The head of the Zaku Kai is unusually small among Gundam subjects. It is also distinctive, and helps to create the look of a massive, bulky machine on a frame only marginally larger than the original Zaku. My observations of the Gundam 0080 anime and of the Zaku Kai lineart suggest that the head itself is about the width of the middle part of the chest block, and so I made my head only slightly wider than the top part of that segment. There are times when I look at the lineart and the head looks too small, and other times when I look at it and it seems absolutely perfect. I think in the end it'll remain as it is.


The legs are the absolute worst part of this drawing.

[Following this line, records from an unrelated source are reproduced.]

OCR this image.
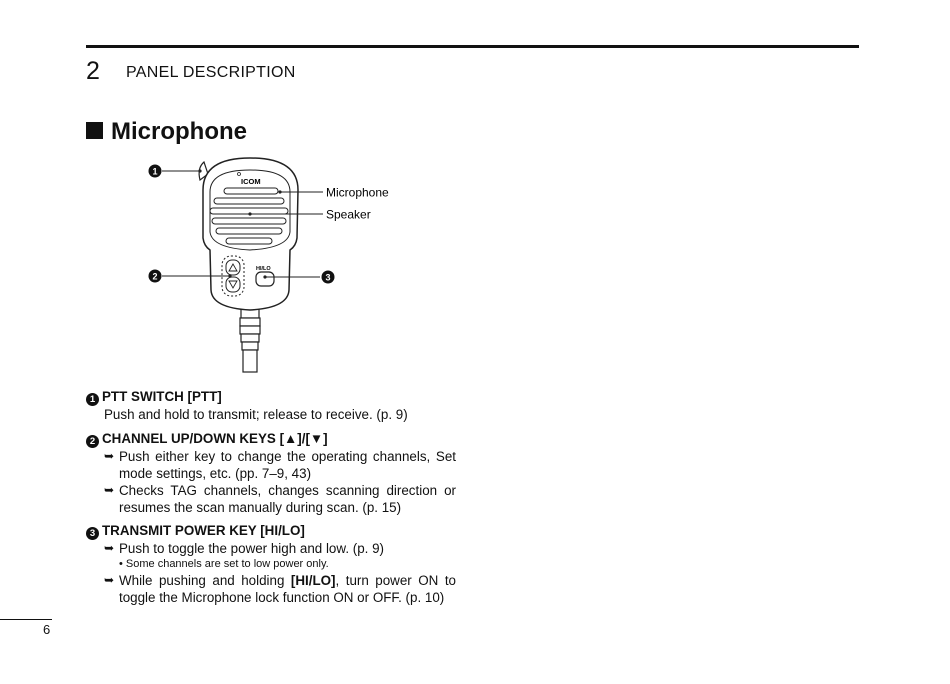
2 PANEL DESCRIPTION
Microphone
ICOM
HI/LO
1
2	3
Microphone
Speaker
1 PTT SWITCH [PTT]
Push and hold to transmit; release to receive. (p. 9)
2 CHANNEL UP/DOWN KEYS [▲]/[▼]
➥ Push either key to change the operating channels, Set mode settings, etc. (pp. 7–9, 43)
➥ Checks TAG channels, changes scanning direction or resumes the scan manually during scan. (p. 15)
3 TRANSMIT POWER KEY [HI/LO]
➥ Push to toggle the power high and low. (p. 9)
• Some channels are set to low power only.
➥ While pushing and holding [HI/LO], turn power ON to toggle the Microphone lock function ON or OFF. (p. 10)
6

Inconsistent, skewed, and generally sloppy. (It should also be noted that I drew the left leg first, then drew the right leg, incorporating different ideas and changing some details - I then did some work to reconcile the two versions, but that effort wasn't worth completing.) I found it easier to refine the design for the legs as a separate drawing. However, the intiial rendering here established a few design directions I want to pursue.

  1. The "standard pose" for the leg is angled outward, a stance near shoulder-width (whatever that means on a Gundam-style robot design...)
  2. The bottom "fringe" armor around the ankle is approximately parallel to the ground in this pose - the bottom edge of the fringe is not perpendicular to the center line of the leg, and the leg is not left/right symmetrical.
  3. I am considering adding a slight tilt to the foot, either as a posable joint or as a static feature of the sculpt. This will help the ankle joint to sit comfortably in its typical poses.


This drawing was a good start to this project, and is still the basis for composites generated on the computer using this lineart in combination with updated drawings for the legs. It was my initial codification (and disambiguation) of measurements from the lineart and likely most of it will survive to the final versions of the design.